Fourth graders participate in a three-day trip to Lazy W Ranch in San Juan Capistrano to study California history, including the gold rush, early Spanish settlers and Native American tribes. Activities include panning for gold; testing out hydraulic mining; nature hikes; and a nighttime campfire. The group tours the Ocean Institute in Dana Point and takes a cruise to examine local coastal marine populations. For five days, fifth graders study marine environments at Catalina Island Marine Institute at Toyon Bay. Students participate in marine life labs and activities including snorkeling, ocean kayaking, hiking, and rock-wall climbing. During free time, students play group games and explore the beach for sea glass and other “treasures.” At night, students take an astronomy walk, dissect squids, snorkel and enjoy a campfire.

Middle School

Each year, regular classes are suspended for one week in favor of a week of camping and outdoor activities that connect with the Middle School science curriculum. Sixth graders head to Joshua Tree National Park for an in-depth study of desert biomes as well as hiking and rock climbing. Seventh grade experiences the marine environment at Morro Bay, observing the impact of human activity on the estuary environment and studying the ecosystem directly while kayaking, tide pooling and hiking. Eighth graders hone their outdoor skills with a five-day mountain camping trip to the Southern Sierra Nevada Mountains and may choose between a backpacking trip, an introduction to Whitewater Kayaking or a combination mountain experience.

Upper School

The Upper School EOE program offers courses focused primarily on outdoor leadership and technical skills, field studies and eco-service.
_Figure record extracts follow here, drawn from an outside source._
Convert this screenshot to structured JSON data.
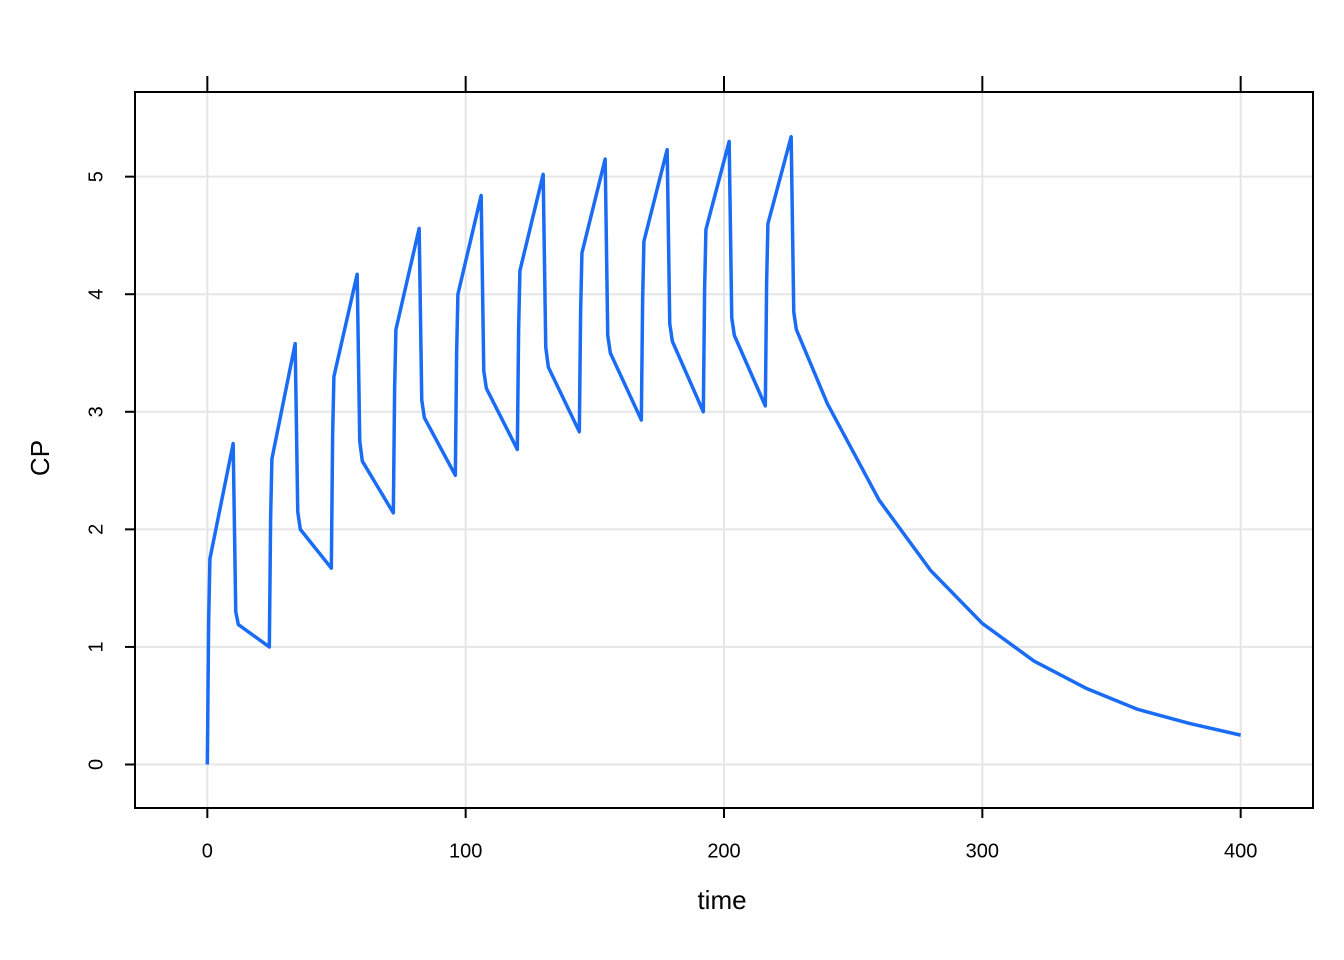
{
  "chart_data": {
    "type": "line",
    "x_label": "time",
    "y_label": "CP",
    "x": [
      0,
      0.5,
      1,
      10,
      11,
      12,
      24,
      24.5,
      25,
      34,
      35,
      36,
      48,
      48.5,
      49,
      58,
      59,
      60,
      72,
      72.5,
      73,
      82,
      83,
      84,
      96,
      96.5,
      97,
      106,
      107,
      108,
      120,
      120.5,
      121,
      130,
      131,
      132,
      144,
      144.5,
      145,
      154,
      155,
      156,
      168,
      168.5,
      169,
      178,
      179,
      180,
      192,
      192.5,
      193,
      202,
      203,
      204,
      216,
      216.5,
      217,
      226,
      227,
      228,
      240,
      260,
      280,
      300,
      320,
      340,
      360,
      380,
      400
    ],
    "values": [
      0,
      1.2,
      1.75,
      2.73,
      1.3,
      1.19,
      1.0,
      2.1,
      2.6,
      3.58,
      2.15,
      2.0,
      1.67,
      2.8,
      3.3,
      4.17,
      2.75,
      2.58,
      2.14,
      3.2,
      3.7,
      4.56,
      3.1,
      2.95,
      2.46,
      3.5,
      4.0,
      4.84,
      3.35,
      3.2,
      2.68,
      3.7,
      4.2,
      5.02,
      3.55,
      3.38,
      2.83,
      3.85,
      4.35,
      5.15,
      3.65,
      3.5,
      2.93,
      3.95,
      4.45,
      5.23,
      3.75,
      3.6,
      3.0,
      4.05,
      4.55,
      5.3,
      3.8,
      3.65,
      3.05,
      4.1,
      4.6,
      5.34,
      3.85,
      3.7,
      3.07,
      2.25,
      1.65,
      1.2,
      0.88,
      0.65,
      0.47,
      0.35,
      0.25
    ],
    "color": "#1a6cf5",
    "xlim": [
      -28,
      428
    ],
    "ylim": [
      -0.37,
      5.72
    ],
    "xticks": [
      0,
      100,
      200,
      300,
      400
    ],
    "yticks": [
      0,
      1,
      2,
      3,
      4,
      5
    ],
    "grid": true
  }
}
After learning basic outdoor skills, students progress to rafting, kayaking, backpacking and rock climbing, challenging themselves and gaining a deeper understanding of the natural world while developing their leadership and collaborative skills. Field study courses include marine biology at the USC Wrigley research facility at Catalina Island; field biology at the Wind Wolves Reserve wildlife corridor; and geology in Death Valley National Park. Students engage in various stewardship projects including habitat and wilderness restoration; trail and road restoration; and wildlife and plant surveys.